III.

The repentance of Judas is alleged as the sign of a superior spirit. Certainly it is an indication of the goodness which he once possessed, because it is only by the light of a spark of goodness that the darkness of sin can be perceived; and the more the conscience has been enlightened the severer is the reaction when it is outraged. Those who have in any degree shared the company of Christ can never afterwards be as if they had not enjoyed this privilege; and religion, if it does not save, will be the cruellest element in the soul's perdition.

It is not certain at what point the reaction in the mind of Judas set in.[2] There were many incidents of the trial well calculated to awaken in him a revulsion of feeling. At length, however, the retributive powers of conscience were thoroughly aroused—those powers which in all literature have formed the theme of the deepest tragedy; which in the Bible are typified by Cain, escaping as a fugitive and a vagabond from the cry of his brother's blood; which in Greek literature are shadowed forth by the terrible figures of the Eumenides, with gorgon faces and blood-dropping eyes, following silently but remorselessly those upon whose track they have been set; and which in Shakespeare are represented in the soul-curdling scenes of Macbeth and Richard III. He was seized with an uncontrollable desire to undo what he had done.
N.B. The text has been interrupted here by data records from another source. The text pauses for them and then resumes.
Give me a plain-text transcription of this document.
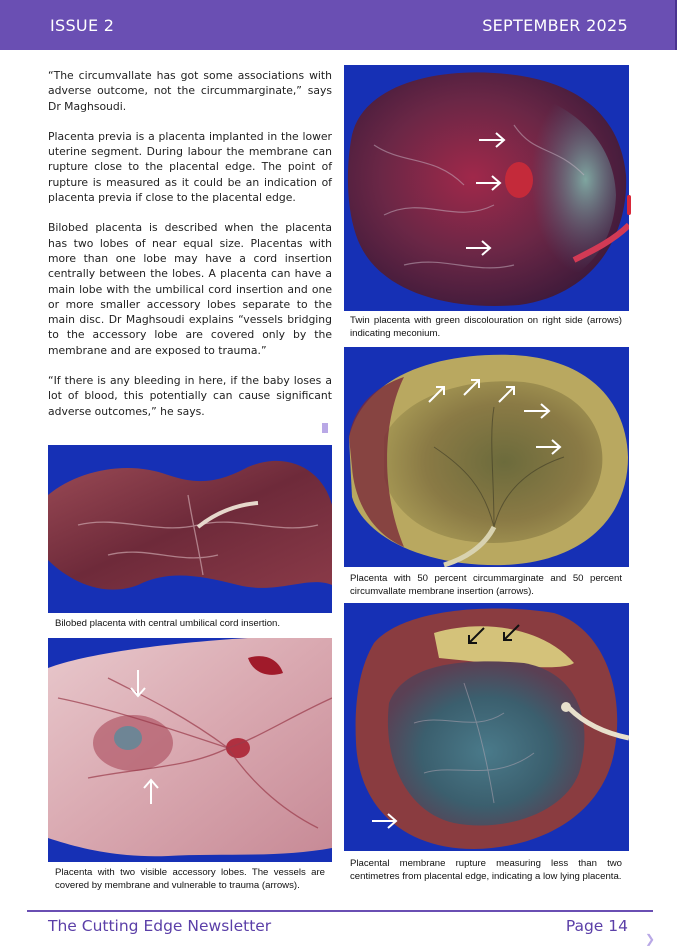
ISSUE 2	SEPTEMBER 2025

“The circumvallate has got some associations with adverse outcome, not the circummarginate,” says Dr Maghsoudi.

Placenta previa is a placenta implanted in the lower uterine segment. During labour the membrane can rupture close to the placental edge. The point of rupture is measured as it could be an indication of placenta previa if close to the placental edge.

Bilobed placenta is described when the placenta has two lobes of near equal size. Placentas with more than one lobe may have a cord insertion centrally between the lobes. A placenta can have a main lobe with the umbilical cord insertion and one or more smaller accessory lobes separate to the main disc. Dr Maghsoudi explains “vessels bridging to the accessory lobe are covered only by the membrane and are exposed to trauma.”

“If there is any bleeding in here, if the baby loses a lot of blood, this potentially can cause significant adverse outcomes,” he says.

Twin placenta with green discolouration on right side (arrows) indicating meconium.
Placenta with 50 percent circummarginate and 50 percent circumvallate membrane insertion (arrows).
Placental membrane rupture measuring less than two centimetres from placental edge, indicating a low lying placenta.
Bilobed placenta with central umbilical cord insertion.
Placenta with two visible accessory lobes. The vessels are covered by membrane and vulnerable to trauma (arrows).
The Cutting Edge Newsletter	Page 14
❯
The money, on which his heart had been set, was now like a spectre to his excited fancy. Every coin seemed to be an eye through which eternal justice was gazing at his crime or to have a tongue crying out for vengeance. As the murderer is irresistibly drawn back to the spot where his victim lies, he returned to the place where his deed of treachery had been transacted and, confronting those by whom he had been employed, handed back the money with the passionate confession, "I have betrayed innocent blood." But he had come to miserable comforters. With cynical disdain they asked, "What is that to us? See thou to that." They had been cordial enough to him when he had come before, but now, after the instrument has served their turn, they fling it contemptuously aside. The miserable man had to turn away from the scorn of the partners of his guilt; but he could keep the money no longer—it was burning in his hands—and, before escaping from the precincts, he flung it down. This is said to have happened in that part of the temple which could be entered only by the priests;[3] and he must either have made a rush across the forbidden threshold or availed himself of an open door to fling it in. Not only did he desire to be rid of it, but a passionate impulse urged him to leave with the priests their own share of the guilt.

Then he rushed away from the temple. But where was he going? Oh that it had been in him to flee to Christ—that, breaking through all obstacles and rules, he had rushed to Him wherever He was to be found and cast himself at His feet! What if the soldiers had cut him down? Then he would have been the martyr of penitence, and that very day he would have been with Christ in Paradise. Judas repented of his sin; he confessed it; he cast from him the reward of iniquity; but his penitence lacked the element which is most essential of all—he did not turn to God. True repentance is not the mere horror and excitement of a terrified conscience: it is the call of God; it is letting go the evil because the good has prevailed; it includes faith as well as fear.